Abstract:Open-set Domain Adaptation (OSDA) aims to adapt a model from a labeled source domain to an unlabeled target domain, where novel classes - also referred to as target-private unknown classes - are present. Source-free Open-set Domain Adaptation (SF-OSDA) methods address OSDA without accessing labeled source data, making them particularly relevant under privacy constraints. However, SF-OSDA presents significant challenges due to distribution shifts and the introduction of novel classes. Existing SF-OSDA methods typically rely on thresholding the prediction entropy of a sample to identify it as either a known or unknown class but fail to explicitly learn discriminative features for the target-private unknown classes.
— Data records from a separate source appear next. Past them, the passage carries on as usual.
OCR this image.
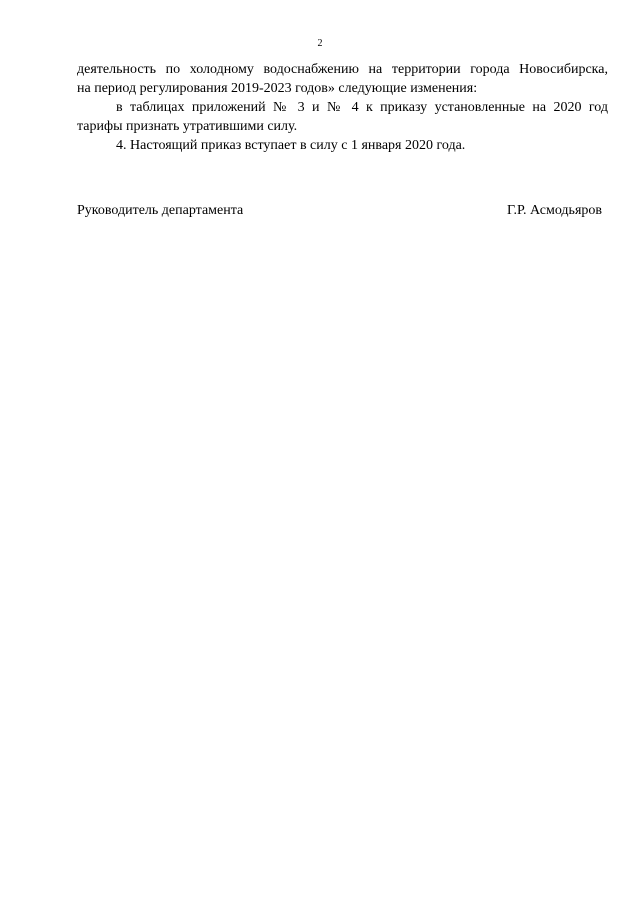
2
деятельность по холодному водоснабжению на территории города Новосибирска,
на период регулирования 2019-2023 годов» следующие изменения:
в таблицах приложений № 3 и № 4 к приказу установленные на 2020 год
тарифы признать утратившими силу.
4. Настоящий приказ вступает в силу с 1 января 2020 года.
Руководитель департамента	Г.Р. Асмодьяров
We propose Recall and Refine (RRDA), a novel SF-OSDA framework designed to address these limitations by explicitly learning features for target-private unknown classes. RRDA employs a two-step process. First, we enhance the model's capacity to recognize unknown classes by training a target classifier with an additional decision boundary, guided by synthetic samples generated from target domain features. This enables the classifier to effectively separate known and unknown classes. In the second step, we adapt the entire model to the target domain, addressing both domain shifts and improving generalization to unknown classes. Any off-the-shelf source-free domain adaptation method (e.g., SHOT, AaD) can be seamlessly integrated into our framework at this stage. Extensive experiments on three benchmark datasets demonstrate that RRDA significantly outperforms existing SF-OSDA and OSDA methods.